August 10, 2012

Syrian air force attacks - effective use of the aircraft

Syrian Air Force L-39ZA trainer/counterinsurgency attack aircraft #2136 (Reuters)

Over the past few weeks, the focus of the Syrian opposition movement has centered on Aleppo, a major city in northern Syria. Much of the press has attempted to draw an analogy between Aleppo and Damascus with New York and Washington. While there are similarities, the heart of Syria is Damascus. The battle for Aleppo is important, but the real seat of power, the center of gravity, is Damascus. (See my article, Syria - the battle for Aleppo.)

My comments are from the perspective of a former air attache to the U.S. embassy in Damascus, whose job it was to keep tabs on the Syrian Air Force - their level of combat effectiveness, readiness, training, pilot skills, etc. Of course, the Syrians wanted almost nothing to do with me. They, as many countries around the world, regard attaches as nothing more than intelligence officers - well, yes, we are accredited by our intelligence services and present our credentials to the host intelligence services.

In Syria, being an American (or many of my fellow Western colleagues) attache meant being only invited to the monthly military attache "hail and farewell" dinner at the Syrian officers club, and attendance at the graduations of the four military academies: army (in Homs), navy (in Latakia), air force (at Rasn al-'Abud air base) and the women's military college (Damascus).

As an aside, I always enjoyed the women's graduation as the newly commissioned officers thought it intriguing to have a photograph taken with al-mulhaq al-amirki (the American attache). I, of course, did not object to being around young attractive Syrian female lieutenants. In exchange for the pictures, I was able to chat with them - I discovered that most of them had studied Hebrew....

Could we all be in the same career field? At this point in my conversation with them, the "minders" closed in and separated us. It was a fun afternoon - great to talk to the attractive new lieutenants, and great to have a bit of sport with the counterintelligence officers minding us.*

The photograph above is one of the better shots of a Syrian Air Force Czech-built L-39ZA/trainer-light attack aircraft (taiil number 2136) conducting attacks in the city of Aleppo. For anyone who has been to Aleppo, it is hard to contemplate air, armor and artillery strikes on one of the world's most historical cities.

I identify the aircraft as a Czech-built L-39 only for accuracy - much of the media have reported them as "Russian MiGs." Most of them were delivered years ago and do not reflect the Czech Republic's relationship with Damascus. The L-39 is a great aircraft and I am sure the Czechs are not pleased to see it in these photographs.

The L-39ZA is a trainer jet - the Syrians have several squadrons of them in the Aleppo area - that can also be used a light attack aircraft. It has four pylons on the wings to carry an assortment of armament, as the Syrians have amply demonstrated. What we see here are rocket pods, although the aircraft can also carry bombs and machine guns.
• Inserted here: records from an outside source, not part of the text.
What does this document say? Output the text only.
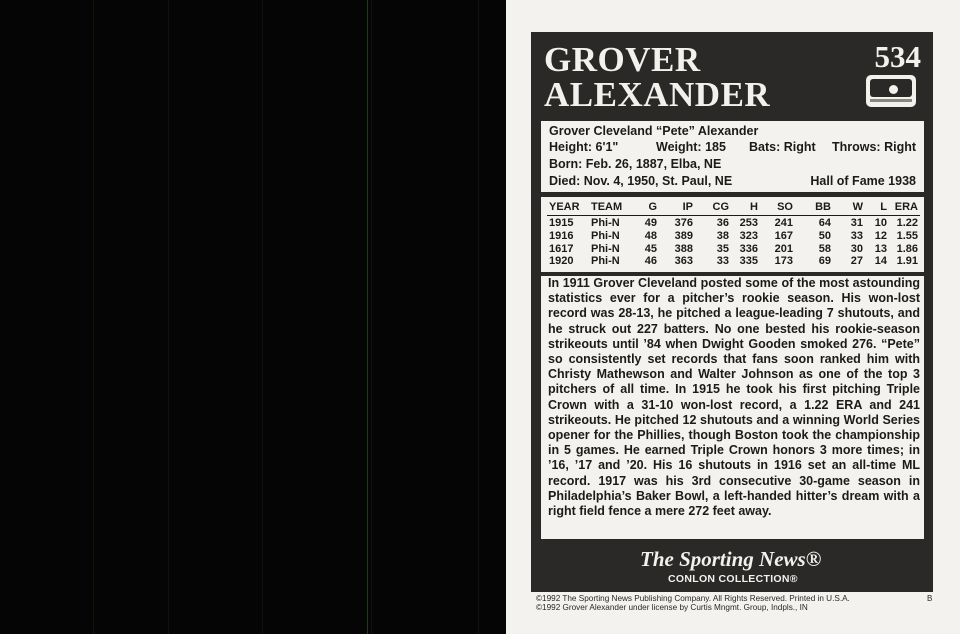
GROVER
ALEXANDER
534
Grover Cleveland “Pete” Alexander
Height: 6'1"	Weight: 185 Bats: Right Throws: Right
Born: Feb. 26, 1887, Elba, NE
Died: Nov. 4, 1950, St. Paul, NE	Hall of Fame 1938
YEAR TEAM G IP CG H SO BB W L ERA
1915 Phi-N 49 376 36 253 241 64 31 10 1.22
1916 Phi-N 48 389 38 323 167 50 33 12 1.55
1617 Phi-N 45 388 35 336 201 58 30 13 1.86
1920 Phi-N 46 363 33 335 173 69 27 14 1.91

In 1911 Grover Cleveland posted some of the most astounding statistics ever for a pitcher’s rookie season. His won-lost record was 28-13, he pitched a league-leading 7 shutouts, and he struck out 227 batters. No one bested his rookie-season strikeouts until ’84 when Dwight Gooden smoked 276. “Pete” so consistently set records that fans soon ranked him with Christy Mathewson and Walter Johnson as one of the top 3 pitchers of all time. In 1915 he took his first pitching Triple Crown with a 31-10 won-lost record, a 1.22 ERA and 241 strikeouts. He pitched 12 shutouts and a winning World Series opener for the Phillies, though Boston took the championship in 5 games. He earned Triple Crown honors 3 more times; in ’16, ’17 and ’20. His 16 shutouts in 1916 set an all-time ML record. 1917 was his 3rd consecutive 30-game season in Philadelphia’s Baker Bowl, a left-handed hitter’s dream with a right field fence a mere 272 feet away.

The Sporting News®
CONLON COLLECTION®
©1992 The Sporting News Publishing Company. All Rights Reserved. Printed in U.S.A.
©1992 Grover Alexander under license by Curtis Mngmt. Group, Indpls., IN
B
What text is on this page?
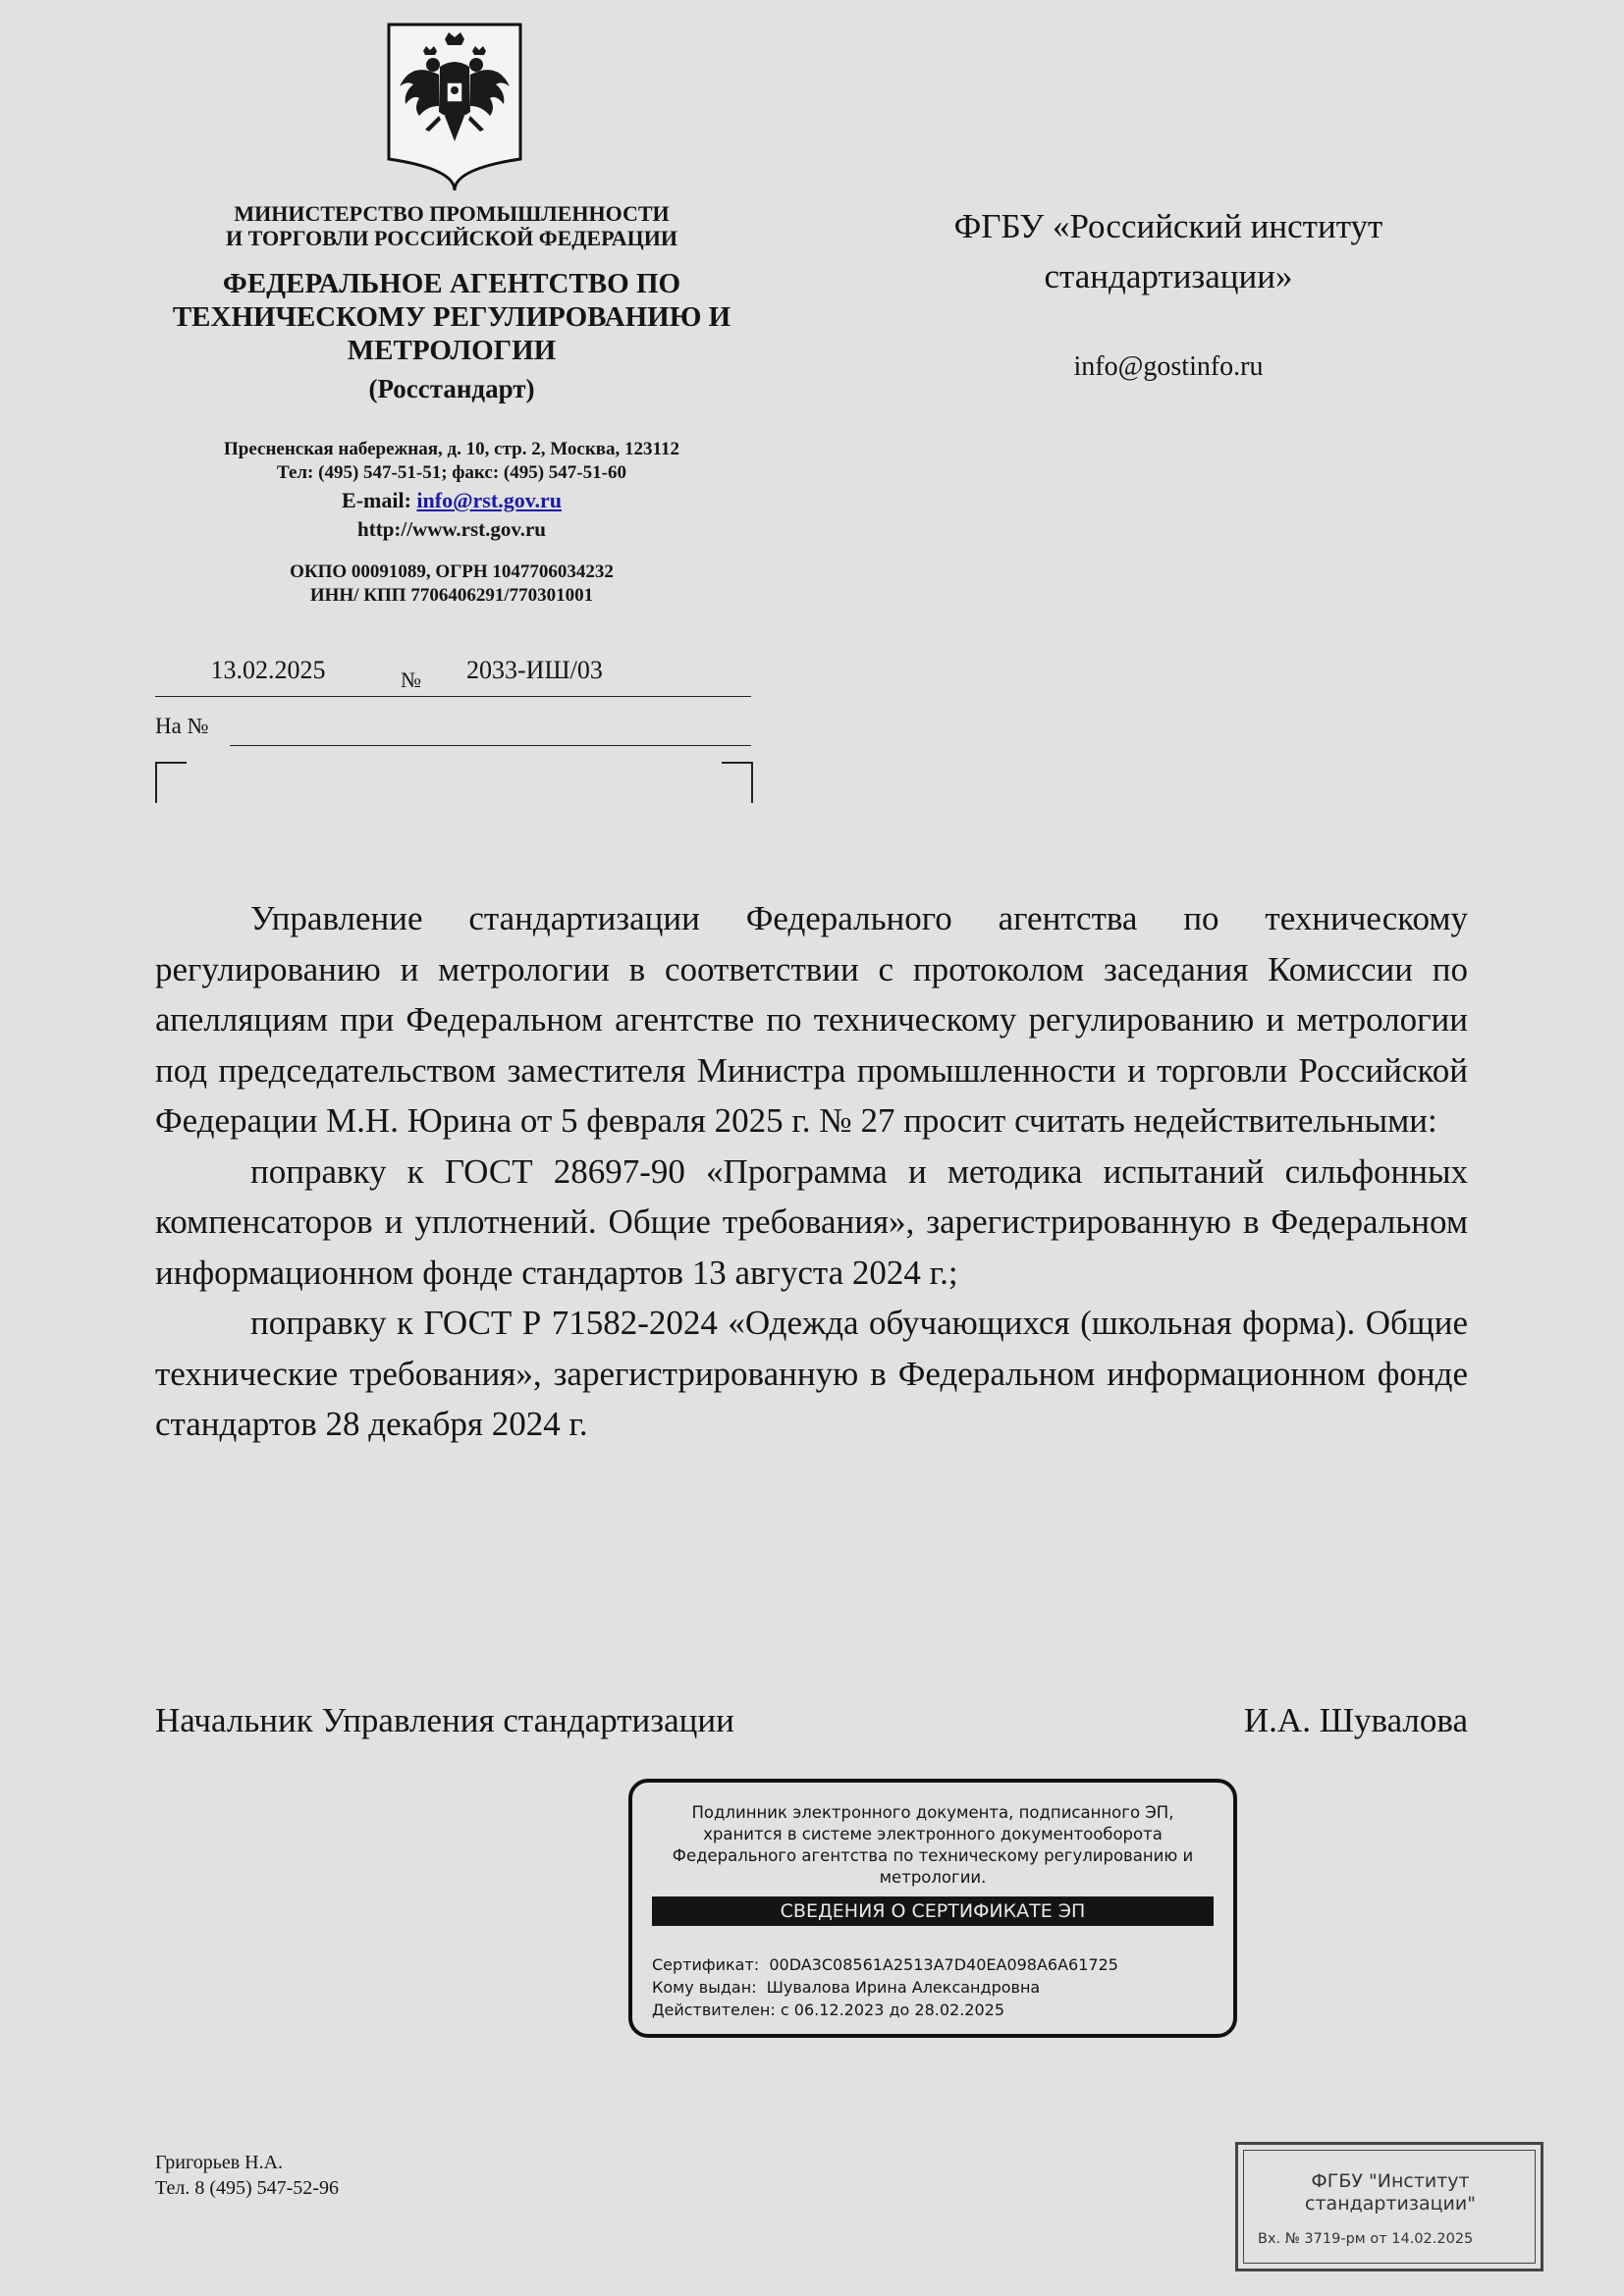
МИНИСТЕРСТВО ПРОМЫШЛЕННОСТИ
И ТОРГОВЛИ РОССИЙСКОЙ ФЕДЕРАЦИИ
ФЕДЕРАЛЬНОЕ АГЕНТСТВО ПО
ТЕХНИЧЕСКОМУ РЕГУЛИРОВАНИЮ И
МЕТРОЛОГИИ
(Росстандарт)
Пресненская набережная, д. 10, стр. 2, Москва, 123112
Тел: (495) 547-51-51; факс: (495) 547-51-60
E-mail: info@rst.gov.ru
http://www.rst.gov.ru
ОКПО 00091089, ОГРН 1047706034232
ИНН/ КПП 7706406291/770301001
13.02.2025	№	2033-ИШ/03
На №
ФГБУ «Российский институт
стандартизации»
info@gostinfo.ru

Управление стандартизации Федерального агентства по техническому регулированию и метрологии в соответствии с протоколом заседания Комиссии по апелляциям при Федеральном агентстве по техническому регулированию и метрологии под председательством заместителя Министра промышленности и торговли Российской Федерации М.Н. Юрина от 5 февраля 2025 г. № 27 просит считать недействительными:

поправку к ГОСТ 28697-90 «Программа и методика испытаний сильфонных компенсаторов и уплотнений. Общие требования», зарегистрированную в Федеральном информационном фонде стандартов 13 августа 2024 г.;

поправку к ГОСТ Р 71582-2024 «Одежда обучающихся (школьная форма). Общие технические требования», зарегистрированную в Федеральном информационном фонде стандартов 28 декабря 2024 г.

Начальник Управления стандартизации	И.А. Шувалова
Подлинник электронного документа, подписанного ЭП,
хранится в системе электронного документооборота
Федерального агентства по техническому регулированию и
метрологии.
СВЕДЕНИЯ О СЕРТИФИКАТЕ ЭП
Сертификат: 00DA3C08561A2513A7D40EA098A6A61725
Кому выдан: Шувалова Ирина Александровна
Действителен: с 06.12.2023 до 28.02.2025
Григорьев Н.А.
Тел. 8 (495) 547-52-96	ФГБУ "Институт
стандартизации"
Вх. № 3719-рм от 14.02.2025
As someone who has followed the Syrian air force for almost four decades (yes, I am that old), I have to say that I am impressed with the the service's effective use of the L-39. Many of my colleagues have asked why we have not seen the more capable fighter and attack aircraft of an air force that was meant to go up against the Israelis. The Syrian Air Force possesses the later-generation Russian-built Sukhoi-24 (NATO: FENCER) fighter/attack aircraft, yet they have not been seen in action.

Actually, for the type of operations being conducted in the Aleppo area, as well as the rest of the country, the L-39ZA is the best fixed-wing asset in the Syrian air force inventory. It offers excellent visibility for the pilots, can carry an adequate amount of weaponry, and flies slow enough so the pilots can pick out their targets in the dense urban environment of Syria's large cities. It also leaves the SU-24 fleet in reserve for other operations. Should Bashar decide to use chemical weapons, we may see the SU-24s called into action.

In concert with the L-39s, we have also seen the Syrians use the Mi-8/17 (NATO: HIP) assault helicopters firing machine guns and rockets, and even dropping bombs. We have also seen them use the feared, very capable, heavily armed Mi-25 (NATO: HIND) gunships.

Someone at Syrian air force headquarters knows what he is doing. Given the nature of the threat and the type of fighting, the right aircraft are being used. We might not like what they are doing, but they are being effective in doing it.
* Many people are surprised to learn that women are part of the Syrian armed forces. Syria is a secular state, and women serve in the military. As I said in the article, many of them are utilized as Hebrew-speaking intelligence officers.